– Я читала, что в восемьдесят седьмом люди потихоньку вешали на шеи бродячим собакам таблички с высказываниями против Чаушеску, а еще – что актера, сыгравшего Чаушеску в музыкальной комедии, на улице иногда оскорбляли и даже плевали в него. Видели вы тогда эти знаки? Понимали, что грядет какое-то событие… что-то произойдет или вполне может произойти
?Еще не договорив, я жалею о своих словах. Надя бежала из Румынии за две недели до падения Товарища, а значит, скорее всего, ни о чем не догадывалась. И неважно, что, как только о ее побеге сообщила западная пресса, один французский журналист безапелляционно заявил 29 ноября 1989-го
: «Она была тесно связана с режимом и, несомненно, почувствовала, что ветер вот-вот переменится. Она предвидела пришествие демократии и решила уехать, чтобы ее не обрили наголо». Мало ли кто что напишет…
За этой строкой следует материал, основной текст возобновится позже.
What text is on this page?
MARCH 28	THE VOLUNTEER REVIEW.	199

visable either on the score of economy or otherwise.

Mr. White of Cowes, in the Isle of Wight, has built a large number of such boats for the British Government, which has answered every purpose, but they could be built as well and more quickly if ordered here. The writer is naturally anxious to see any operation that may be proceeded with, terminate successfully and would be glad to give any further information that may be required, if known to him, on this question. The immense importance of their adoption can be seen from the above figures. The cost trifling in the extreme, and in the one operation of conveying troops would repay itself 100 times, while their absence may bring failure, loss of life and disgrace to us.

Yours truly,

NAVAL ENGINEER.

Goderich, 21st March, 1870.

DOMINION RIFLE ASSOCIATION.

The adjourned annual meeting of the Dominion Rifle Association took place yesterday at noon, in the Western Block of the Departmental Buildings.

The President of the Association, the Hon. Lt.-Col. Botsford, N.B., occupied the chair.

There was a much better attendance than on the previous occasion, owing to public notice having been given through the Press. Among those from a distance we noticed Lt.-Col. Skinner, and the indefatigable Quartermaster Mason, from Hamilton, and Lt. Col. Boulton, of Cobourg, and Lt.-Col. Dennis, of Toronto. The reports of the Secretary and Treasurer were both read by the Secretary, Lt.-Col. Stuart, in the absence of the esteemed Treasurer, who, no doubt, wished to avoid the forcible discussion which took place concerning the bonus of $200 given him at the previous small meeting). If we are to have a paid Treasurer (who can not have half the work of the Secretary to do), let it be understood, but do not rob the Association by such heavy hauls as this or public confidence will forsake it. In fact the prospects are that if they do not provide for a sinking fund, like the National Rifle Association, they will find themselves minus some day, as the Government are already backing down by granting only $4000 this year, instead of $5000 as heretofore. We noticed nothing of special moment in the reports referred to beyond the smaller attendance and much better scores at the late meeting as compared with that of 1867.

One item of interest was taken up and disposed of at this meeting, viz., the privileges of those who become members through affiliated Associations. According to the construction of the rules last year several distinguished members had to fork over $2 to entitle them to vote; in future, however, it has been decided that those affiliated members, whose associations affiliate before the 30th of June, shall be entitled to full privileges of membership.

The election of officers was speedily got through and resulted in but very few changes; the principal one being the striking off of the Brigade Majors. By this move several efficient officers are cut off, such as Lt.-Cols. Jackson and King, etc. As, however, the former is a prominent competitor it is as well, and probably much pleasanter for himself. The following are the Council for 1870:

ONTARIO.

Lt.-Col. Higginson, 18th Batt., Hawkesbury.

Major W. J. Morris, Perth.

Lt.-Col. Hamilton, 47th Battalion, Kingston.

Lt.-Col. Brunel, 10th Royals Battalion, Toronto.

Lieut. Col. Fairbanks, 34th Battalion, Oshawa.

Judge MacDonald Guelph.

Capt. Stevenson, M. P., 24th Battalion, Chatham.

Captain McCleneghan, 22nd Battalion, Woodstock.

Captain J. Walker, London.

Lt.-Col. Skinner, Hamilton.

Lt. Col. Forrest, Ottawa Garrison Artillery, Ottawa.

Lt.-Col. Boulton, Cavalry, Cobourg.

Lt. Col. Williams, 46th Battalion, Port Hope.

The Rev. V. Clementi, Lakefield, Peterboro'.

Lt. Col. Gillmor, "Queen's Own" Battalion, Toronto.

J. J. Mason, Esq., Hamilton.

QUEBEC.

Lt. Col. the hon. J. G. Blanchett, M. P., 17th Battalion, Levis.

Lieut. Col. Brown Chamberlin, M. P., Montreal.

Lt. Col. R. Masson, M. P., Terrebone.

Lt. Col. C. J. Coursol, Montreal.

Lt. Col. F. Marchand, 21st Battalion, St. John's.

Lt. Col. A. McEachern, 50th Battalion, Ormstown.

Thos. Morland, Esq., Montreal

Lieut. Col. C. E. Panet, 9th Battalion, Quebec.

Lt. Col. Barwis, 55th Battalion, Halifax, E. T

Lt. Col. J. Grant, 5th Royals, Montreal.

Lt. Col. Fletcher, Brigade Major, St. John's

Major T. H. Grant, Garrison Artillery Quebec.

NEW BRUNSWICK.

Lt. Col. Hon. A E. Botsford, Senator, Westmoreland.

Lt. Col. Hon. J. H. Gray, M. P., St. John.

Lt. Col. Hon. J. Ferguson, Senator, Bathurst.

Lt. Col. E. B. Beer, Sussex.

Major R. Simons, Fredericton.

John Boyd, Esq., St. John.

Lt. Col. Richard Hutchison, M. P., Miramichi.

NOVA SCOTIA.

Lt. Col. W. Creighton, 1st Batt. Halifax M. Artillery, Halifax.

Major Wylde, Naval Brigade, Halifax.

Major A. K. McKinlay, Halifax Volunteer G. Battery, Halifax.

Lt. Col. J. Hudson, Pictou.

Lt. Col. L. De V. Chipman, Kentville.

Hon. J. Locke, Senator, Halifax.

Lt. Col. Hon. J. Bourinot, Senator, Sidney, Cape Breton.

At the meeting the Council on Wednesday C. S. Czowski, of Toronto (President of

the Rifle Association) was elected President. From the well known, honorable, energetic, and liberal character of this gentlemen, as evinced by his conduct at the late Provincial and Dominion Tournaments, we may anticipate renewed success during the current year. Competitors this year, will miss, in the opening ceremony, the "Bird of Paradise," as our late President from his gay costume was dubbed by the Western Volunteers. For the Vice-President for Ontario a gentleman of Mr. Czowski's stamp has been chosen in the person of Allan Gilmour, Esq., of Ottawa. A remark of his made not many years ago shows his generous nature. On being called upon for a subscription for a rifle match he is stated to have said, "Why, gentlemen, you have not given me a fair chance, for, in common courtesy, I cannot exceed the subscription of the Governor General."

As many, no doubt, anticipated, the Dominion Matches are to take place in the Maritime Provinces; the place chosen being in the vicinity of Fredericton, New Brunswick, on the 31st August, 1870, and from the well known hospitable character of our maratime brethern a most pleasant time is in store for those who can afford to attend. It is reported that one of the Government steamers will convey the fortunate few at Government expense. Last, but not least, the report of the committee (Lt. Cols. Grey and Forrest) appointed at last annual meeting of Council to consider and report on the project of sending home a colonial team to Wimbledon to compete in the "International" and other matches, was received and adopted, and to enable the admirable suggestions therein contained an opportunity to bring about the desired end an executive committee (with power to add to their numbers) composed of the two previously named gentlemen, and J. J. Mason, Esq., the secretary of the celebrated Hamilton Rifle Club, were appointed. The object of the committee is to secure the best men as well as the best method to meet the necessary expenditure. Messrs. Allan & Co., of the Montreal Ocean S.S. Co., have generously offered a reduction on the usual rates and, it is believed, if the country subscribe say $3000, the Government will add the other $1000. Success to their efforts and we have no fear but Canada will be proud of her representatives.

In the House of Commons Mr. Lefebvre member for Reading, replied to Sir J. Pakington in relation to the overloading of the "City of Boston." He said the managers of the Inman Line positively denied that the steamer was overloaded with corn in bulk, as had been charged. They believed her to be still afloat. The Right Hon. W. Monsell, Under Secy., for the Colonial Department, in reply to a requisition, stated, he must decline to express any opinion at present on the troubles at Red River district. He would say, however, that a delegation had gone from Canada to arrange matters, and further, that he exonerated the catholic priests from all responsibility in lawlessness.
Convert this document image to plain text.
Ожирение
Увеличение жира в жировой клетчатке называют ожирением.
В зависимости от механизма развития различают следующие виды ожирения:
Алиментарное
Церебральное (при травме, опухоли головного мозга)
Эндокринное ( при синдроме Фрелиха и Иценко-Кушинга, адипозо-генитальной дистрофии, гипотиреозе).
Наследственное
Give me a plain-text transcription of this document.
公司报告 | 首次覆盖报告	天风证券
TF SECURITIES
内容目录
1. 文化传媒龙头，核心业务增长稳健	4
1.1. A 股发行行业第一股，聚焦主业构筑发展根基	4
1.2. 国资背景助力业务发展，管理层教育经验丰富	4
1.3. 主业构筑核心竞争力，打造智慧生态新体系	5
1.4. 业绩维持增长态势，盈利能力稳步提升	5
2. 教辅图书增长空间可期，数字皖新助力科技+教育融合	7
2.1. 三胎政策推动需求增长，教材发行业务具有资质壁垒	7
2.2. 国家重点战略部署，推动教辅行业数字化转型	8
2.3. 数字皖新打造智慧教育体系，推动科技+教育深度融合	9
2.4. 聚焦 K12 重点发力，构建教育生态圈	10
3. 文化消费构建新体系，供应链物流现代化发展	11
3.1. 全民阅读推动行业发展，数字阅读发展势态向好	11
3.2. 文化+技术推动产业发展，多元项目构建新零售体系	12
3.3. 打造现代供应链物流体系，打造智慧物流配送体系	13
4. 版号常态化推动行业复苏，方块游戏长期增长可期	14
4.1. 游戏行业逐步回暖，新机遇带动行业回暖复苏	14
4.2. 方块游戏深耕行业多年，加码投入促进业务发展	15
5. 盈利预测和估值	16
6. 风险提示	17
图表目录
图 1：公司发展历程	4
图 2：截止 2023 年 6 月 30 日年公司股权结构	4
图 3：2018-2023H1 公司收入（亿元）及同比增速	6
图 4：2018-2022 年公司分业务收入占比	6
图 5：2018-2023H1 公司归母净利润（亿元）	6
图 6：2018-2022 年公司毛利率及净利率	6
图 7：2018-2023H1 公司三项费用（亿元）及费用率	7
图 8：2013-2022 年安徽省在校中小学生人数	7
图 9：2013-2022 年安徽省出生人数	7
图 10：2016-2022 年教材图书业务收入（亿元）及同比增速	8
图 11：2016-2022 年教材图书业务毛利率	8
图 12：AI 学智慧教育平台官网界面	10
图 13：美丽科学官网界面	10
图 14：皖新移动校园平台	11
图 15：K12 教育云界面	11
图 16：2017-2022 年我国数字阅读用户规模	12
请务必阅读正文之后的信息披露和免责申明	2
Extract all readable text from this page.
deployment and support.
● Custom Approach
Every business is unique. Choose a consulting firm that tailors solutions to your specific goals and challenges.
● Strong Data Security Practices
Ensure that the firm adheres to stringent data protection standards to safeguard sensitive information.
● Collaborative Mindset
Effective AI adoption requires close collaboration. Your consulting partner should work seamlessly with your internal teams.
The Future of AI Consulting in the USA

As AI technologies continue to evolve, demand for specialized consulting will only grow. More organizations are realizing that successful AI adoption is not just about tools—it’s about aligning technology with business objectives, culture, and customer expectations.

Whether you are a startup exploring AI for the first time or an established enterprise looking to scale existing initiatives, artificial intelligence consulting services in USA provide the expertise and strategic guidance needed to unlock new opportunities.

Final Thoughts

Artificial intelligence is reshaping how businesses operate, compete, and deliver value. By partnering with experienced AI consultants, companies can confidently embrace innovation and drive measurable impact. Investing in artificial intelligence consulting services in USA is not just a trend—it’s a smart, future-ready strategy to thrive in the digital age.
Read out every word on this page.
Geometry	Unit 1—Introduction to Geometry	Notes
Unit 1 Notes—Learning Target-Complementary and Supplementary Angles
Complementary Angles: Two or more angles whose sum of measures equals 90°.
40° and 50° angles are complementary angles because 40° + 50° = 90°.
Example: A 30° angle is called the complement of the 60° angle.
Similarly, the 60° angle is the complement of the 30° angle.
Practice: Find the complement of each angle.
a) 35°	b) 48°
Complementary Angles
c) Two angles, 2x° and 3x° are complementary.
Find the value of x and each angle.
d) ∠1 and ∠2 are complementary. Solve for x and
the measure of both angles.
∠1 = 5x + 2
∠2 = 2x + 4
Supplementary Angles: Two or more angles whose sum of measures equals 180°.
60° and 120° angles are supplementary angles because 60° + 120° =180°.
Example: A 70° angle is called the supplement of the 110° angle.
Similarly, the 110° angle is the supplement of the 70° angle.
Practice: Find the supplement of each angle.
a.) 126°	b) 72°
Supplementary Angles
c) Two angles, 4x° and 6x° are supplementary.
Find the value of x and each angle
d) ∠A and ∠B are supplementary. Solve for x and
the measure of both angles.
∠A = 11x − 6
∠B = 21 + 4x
Не оборвать ли мне свой рассказ там, где Надя решила
«сменить обстановку» и целую ночь ползла по грязи через замерзший лес на западе Румынии к венгерской границе? Бегство символа, бегство героини, которая поневоле способствовала прославлению того, кто у нее на родине распоряжался марксизмом на свой лад.Не оборвать ли мне свой рассказ теперь, когда мы постоянно ссоримся из-за того, что наши версии событий не совпадают? Права ли Надя, не однажды в ходе наших разговоров упрекавшая меня в том, что я
«слишком полагаюсь на документы» и плохо знаю Румынию, что не решаюсь пойти против расхожего западного восприятия кошмарной коммунистической эпохи?